The movie depicted Turner as a cocaine-snorting monster, a goateed, control-freak clothes horse ultimately unable to keep Tina under his thumb as the couple scored hit after hit, peaking with the brilliant Phil Spector production "River Deep, Mountain High" in 1966 and Creedence Clearwater Revival cover "Proud Mary" in 1971.

Was it unfair that Ike Turner's role as the heavy in the redemptive story of Tina Turner's rise to long-legged and strong-willed superstardom outweighed his many musical accomplishments in the pop- culture consciousness?

He thought it was.

"They had to have a villain, so they made a villain out of me," Turner told The Inquirer in a 2001 interview on the occasion of the release of his 2001 comeback album

Here and Now

, which showed him, at 70, still to be a boogie piano virtuoso. "They tore down what it took my life to build. That movie's nothing like me."
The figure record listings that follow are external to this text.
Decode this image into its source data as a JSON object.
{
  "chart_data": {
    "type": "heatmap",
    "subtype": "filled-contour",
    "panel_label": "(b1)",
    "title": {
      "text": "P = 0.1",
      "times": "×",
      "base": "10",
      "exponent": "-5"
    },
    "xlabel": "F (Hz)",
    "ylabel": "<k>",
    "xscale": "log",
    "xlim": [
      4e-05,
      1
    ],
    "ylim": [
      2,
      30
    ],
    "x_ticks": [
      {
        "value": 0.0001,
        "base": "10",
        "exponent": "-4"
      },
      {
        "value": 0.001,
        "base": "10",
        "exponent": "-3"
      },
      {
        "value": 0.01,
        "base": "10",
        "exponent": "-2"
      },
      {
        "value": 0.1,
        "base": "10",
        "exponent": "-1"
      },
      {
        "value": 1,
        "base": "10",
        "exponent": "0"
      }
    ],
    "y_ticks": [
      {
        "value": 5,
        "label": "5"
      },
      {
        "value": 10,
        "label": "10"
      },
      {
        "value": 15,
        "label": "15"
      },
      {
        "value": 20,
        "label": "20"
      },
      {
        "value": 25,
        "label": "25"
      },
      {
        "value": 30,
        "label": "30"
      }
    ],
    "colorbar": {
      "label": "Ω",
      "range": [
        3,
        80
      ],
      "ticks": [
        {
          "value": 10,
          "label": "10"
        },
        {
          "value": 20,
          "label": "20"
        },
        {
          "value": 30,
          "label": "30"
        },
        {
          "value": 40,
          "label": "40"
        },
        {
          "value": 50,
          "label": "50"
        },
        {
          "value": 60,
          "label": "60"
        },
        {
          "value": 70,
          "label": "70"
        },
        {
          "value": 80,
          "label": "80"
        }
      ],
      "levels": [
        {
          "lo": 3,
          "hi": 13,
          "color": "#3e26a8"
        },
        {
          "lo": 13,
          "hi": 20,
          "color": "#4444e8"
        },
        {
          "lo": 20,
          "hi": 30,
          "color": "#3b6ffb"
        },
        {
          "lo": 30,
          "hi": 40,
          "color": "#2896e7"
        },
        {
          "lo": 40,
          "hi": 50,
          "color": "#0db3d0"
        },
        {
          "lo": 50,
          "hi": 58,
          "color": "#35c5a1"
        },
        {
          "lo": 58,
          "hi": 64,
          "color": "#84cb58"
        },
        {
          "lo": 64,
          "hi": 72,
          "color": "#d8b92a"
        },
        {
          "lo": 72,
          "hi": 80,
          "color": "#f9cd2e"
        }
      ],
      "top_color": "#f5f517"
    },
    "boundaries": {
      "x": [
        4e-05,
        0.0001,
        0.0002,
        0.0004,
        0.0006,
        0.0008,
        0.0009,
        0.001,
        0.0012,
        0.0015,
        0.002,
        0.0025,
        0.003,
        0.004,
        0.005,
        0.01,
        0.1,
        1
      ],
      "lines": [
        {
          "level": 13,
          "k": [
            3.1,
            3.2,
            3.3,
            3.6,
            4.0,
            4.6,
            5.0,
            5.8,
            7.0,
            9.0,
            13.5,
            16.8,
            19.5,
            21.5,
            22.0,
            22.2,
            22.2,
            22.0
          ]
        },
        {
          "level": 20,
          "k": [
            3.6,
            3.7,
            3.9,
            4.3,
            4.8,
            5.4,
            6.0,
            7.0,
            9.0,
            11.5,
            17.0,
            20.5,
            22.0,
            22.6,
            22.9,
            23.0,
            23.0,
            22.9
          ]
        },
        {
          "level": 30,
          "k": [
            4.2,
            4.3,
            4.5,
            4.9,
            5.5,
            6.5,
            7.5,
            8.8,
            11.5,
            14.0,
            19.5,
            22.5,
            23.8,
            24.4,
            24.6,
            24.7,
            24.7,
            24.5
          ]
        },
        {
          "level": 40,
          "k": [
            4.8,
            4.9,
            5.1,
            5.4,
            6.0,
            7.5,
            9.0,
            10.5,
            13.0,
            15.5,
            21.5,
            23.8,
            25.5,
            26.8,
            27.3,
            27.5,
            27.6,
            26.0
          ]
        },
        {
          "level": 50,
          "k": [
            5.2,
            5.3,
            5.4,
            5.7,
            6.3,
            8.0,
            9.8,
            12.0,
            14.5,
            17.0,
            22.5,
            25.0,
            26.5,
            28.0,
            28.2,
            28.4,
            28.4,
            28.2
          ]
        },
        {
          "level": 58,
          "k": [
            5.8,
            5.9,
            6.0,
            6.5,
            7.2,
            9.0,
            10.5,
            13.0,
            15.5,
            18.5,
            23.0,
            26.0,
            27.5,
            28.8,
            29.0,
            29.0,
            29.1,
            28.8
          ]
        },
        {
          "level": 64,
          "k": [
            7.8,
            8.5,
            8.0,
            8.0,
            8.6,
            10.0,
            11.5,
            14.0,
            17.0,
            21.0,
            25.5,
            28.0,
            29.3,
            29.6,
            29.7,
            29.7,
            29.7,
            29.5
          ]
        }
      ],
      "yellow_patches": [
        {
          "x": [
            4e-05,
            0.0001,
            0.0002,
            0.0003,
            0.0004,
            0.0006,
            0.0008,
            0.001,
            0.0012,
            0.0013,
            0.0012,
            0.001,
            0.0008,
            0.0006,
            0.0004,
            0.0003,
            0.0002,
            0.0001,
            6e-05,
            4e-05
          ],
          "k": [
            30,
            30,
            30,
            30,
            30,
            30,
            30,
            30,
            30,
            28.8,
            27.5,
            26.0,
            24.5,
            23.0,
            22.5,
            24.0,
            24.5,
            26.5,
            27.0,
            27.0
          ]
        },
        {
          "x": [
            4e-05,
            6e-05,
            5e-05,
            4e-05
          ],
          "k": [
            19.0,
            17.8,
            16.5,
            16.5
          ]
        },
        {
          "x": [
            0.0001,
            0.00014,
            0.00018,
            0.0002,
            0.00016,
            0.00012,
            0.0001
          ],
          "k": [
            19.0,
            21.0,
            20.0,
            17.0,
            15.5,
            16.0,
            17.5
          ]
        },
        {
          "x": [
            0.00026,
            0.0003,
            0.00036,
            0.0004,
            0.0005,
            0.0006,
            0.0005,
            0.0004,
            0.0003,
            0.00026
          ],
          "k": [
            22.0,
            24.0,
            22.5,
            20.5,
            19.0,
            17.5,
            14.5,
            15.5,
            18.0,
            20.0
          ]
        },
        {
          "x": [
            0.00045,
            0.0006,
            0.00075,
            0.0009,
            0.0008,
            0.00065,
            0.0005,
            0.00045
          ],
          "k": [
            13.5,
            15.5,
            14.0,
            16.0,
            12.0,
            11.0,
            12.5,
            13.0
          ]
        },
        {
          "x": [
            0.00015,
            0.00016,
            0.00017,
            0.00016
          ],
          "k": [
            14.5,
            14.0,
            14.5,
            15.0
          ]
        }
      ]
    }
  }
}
Yesterday, a representative for Tina Turner told the Internet gossip site TMZ.com: "Tina is aware that Ike passed away earlier today. She has not had any contact with him in 35 years. No further comment will be made." (The couple actually split 32 years ago, during a 1975 concert tour.)

Turner was particularly aggrieved by the scene in the movie that depicts him raping Tina, which he contended never occurred. He claimed he had signed away his right to sue for $40,000, which he said he gladly accepted when his life was ruled by cocaine.

But while Turner argued that he was unfairly demonized, he didn't do such a good job of denying his wrongdoing in

Takin' Back My Name

, his 1999 autobiography.

"Sure, I've slapped Tina. We had fights and there have been times when I punched her without thinking," he wrote. "But I never beat her. . . . I did no more to Tina than I would mind somebody doing to my mother in the same circumstances."

Turner may have been dogged by his bad reputation, but in recent years he attained a level of respectability, and never stopped making music. In 2004, he was given a Heroes Award from the Memphis branch of the Recording Academy, whose president, Neal Portnow, yesterday called him "one of rock-and-roll's great architects."

In 2005, he played piano on "Every Planet We Reach Is Dead," on

Demon Days

, the album by the Brit-rock band Gorillaz. This year, he won the best traditional blues album Grammy for

Risin' With the Blues

, a rough-and-ready platter that carried his trademark sense of danger. And next year he will be heard from posthumously on a potentially mind-blowing collaboration with the blues-rock band the Black Keys and hip-hop producer Danger Mouse.